Mark Glennon, founder of the website Wirepoints, disagrees with Jesse Sharkey, president of the Chicago Teachers Union, about the city facing a financial crisis.
“There is no financial crisis this time," Sharkey told WBEZ last week. "We think that the wind is at our back in these negotiations. We have a lot of morale and optimism that we can win things for our schools and for the people who work in our schools.”
Sharkey was referring to pending teacher contract negotiations amid the run-up to the election of a new Chicago mayor on Feb. 26.
"The entire national financial press routinely lists Chicago as the worst outlier of financial distress, yet Sharkey sees no crisis," Glennon recently told Chicago City Wire. "The most astonishing thing of all is that CTU will probably win big. We should be making cuts, such as eliminating the pension pick-up Chicago teachers get. But most astonishing is that he’s probably right to think the wind is at his back in contract negotiations. That’s because the public remains so ignorant (about the city's financial situation), and he’s confident (Cook County board president) Toni Preckwinkle will become mayor, giving him all he wants."
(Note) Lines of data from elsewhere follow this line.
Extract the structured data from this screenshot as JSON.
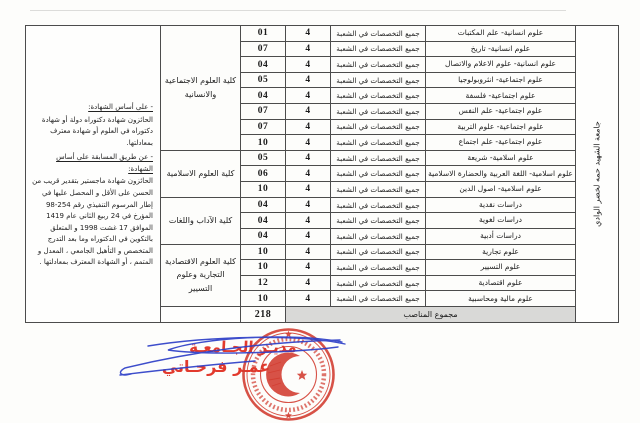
{
  "document": {
    "university_name": "جامعة الشهيد حمه لخضر الوادي"
  },
  "conditions": {
    "heading1": "- على أساس الشهادة:",
    "body1": "الحائزون شهادة دكتوراه دولة أو شهادة دكتوراه في العلوم أو شهادة معترف بمعادلتها.",
    "heading2": "- عن طريق المسابقة على أساس الشهادة:",
    "body2": "الحائزون شهادة ماجستير بتقدير قريب من الحسن على الأقل و المحصل عليها في إطار المرسوم التنفيذي رقم 254-98 المؤرخ في 24 ربيع الثاني عام 1419 الموافق 17 غشت 1998 و المتعلق بالتكوين في الدكتوراه وما بعد التدرج المتخصص و التأهيل الجامعي ، المعدل و المتمم ، أو الشهادة المعترف بمعادلتها ."
  },
  "table": {
    "all_specialties_label": "جميع التخصصات في الشعبة",
    "total_label": "مجموع المناصب",
    "total_value": "218",
    "groups": [
      {
        "faculty": "كلية العلوم الاجتماعية والانسانية",
        "rows": [
          {
            "positions": "01",
            "capacity": "4",
            "department": "علوم انسانية- علم المكتبات"
          },
          {
            "positions": "07",
            "capacity": "4",
            "department": "علوم انسانية- تاريخ"
          },
          {
            "positions": "04",
            "capacity": "4",
            "department": "علوم انسانية- علوم الاعلام والاتصال"
          },
          {
            "positions": "05",
            "capacity": "4",
            "department": "علوم اجتماعية- انثروبولوجيا"
          },
          {
            "positions": "04",
            "capacity": "4",
            "department": "علوم اجتماعية- فلسفة"
          },
          {
            "positions": "07",
            "capacity": "4",
            "department": "علوم اجتماعية- علم النفس"
          },
          {
            "positions": "07",
            "capacity": "4",
            "department": "علوم اجتماعية- علوم التربية"
          },
          {
            "positions": "10",
            "capacity": "4",
            "department": "علوم اجتماعية- علم اجتماع"
          }
        ]
      },
      {
        "faculty": "كلية العلوم الاسلامية",
        "rows": [
          {
            "positions": "05",
            "capacity": "4",
            "department": "علوم اسلامية- شريعة"
          },
          {
            "positions": "06",
            "capacity": "4",
            "department": "علوم اسلامية- اللغة العربية والحضارة الاسلامية"
          },
          {
            "positions": "10",
            "capacity": "4",
            "department": "علوم اسلامية- اصول الدين"
          }
        ]
      },
      {
        "faculty": "كلية الآداب واللغات",
        "rows": [
          {
            "positions": "04",
            "capacity": "4",
            "department": "دراسات نقدية"
          },
          {
            "positions": "04",
            "capacity": "4",
            "department": "دراسات لغوية"
          },
          {
            "positions": "04",
            "capacity": "4",
            "department": "دراسات أدبية"
          }
        ]
      },
      {
        "faculty": "كلية العلوم الاقتصادية التجارية وعلوم التسيير",
        "rows": [
          {
            "positions": "10",
            "capacity": "4",
            "department": "علوم تجارية"
          },
          {
            "positions": "10",
            "capacity": "4",
            "department": "علوم التسيير"
          },
          {
            "positions": "12",
            "capacity": "4",
            "department": "علوم اقتصادية"
          },
          {
            "positions": "10",
            "capacity": "4",
            "department": "علوم مالية ومحاسبية"
          }
        ]
      }
    ]
  },
  "stamp": {
    "title": "مديـر الجـامعـة",
    "signatory": "عمـر فرحـاتي",
    "seal_color": "#d23b2f",
    "ink_color": "#2d3fc7"
  }
}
Glennon wrote a piece for Wirepoints in 2017 claiming the reported progress for Chicago's pensions and finances is misleading and fake. He now alleges that budget gimmicks in government and what he calls Sharkey's irrational thought processes stem from different areas.
"Part of it stems from thinking in silos instead of consolidating all overlapping problems of all the broke governmental units that cover Chicago," Glennon told Chicago City Wire. "Since CPS got its bailout from the state and union-backed candidates now run everything, Sharkey thinks all is fine for CTU."
Glennon hopes that Chicago teachers will not become what he calls "wards of the state" because per-pupil spending in the city already exceeds other state averages. He insists that is what Sharkey is angling for.
"With union-backed candidates now in supermajorities at the state (level of government), Preckwinkle in line for mayor and the polls on their side, CTU will ask for the moon—and get it," Glennon said. "He (Sharkey) forgets that the same taxpayers face impossible future burdens from all those other taxing authorities. Also, the average voter looks only (at) current-year tax bills and is blind to the bills just stuck in the drawer waiting to be sent out. If they just looked at pensions—at the real numbers instead of the phony official ones—they’d see that each Chicago household is on the hook for $67,000 in pensions alone."
Glennon said those figures, from Moody’s, show things are twice as bad as the official numbers indicate.
"The end-result deniers like Sharkey, (state Senate President) John Cullerton and many others in government and the press are responsible for the public’s ignorance," Glennon said. "History will not treat them well when it all crashes down."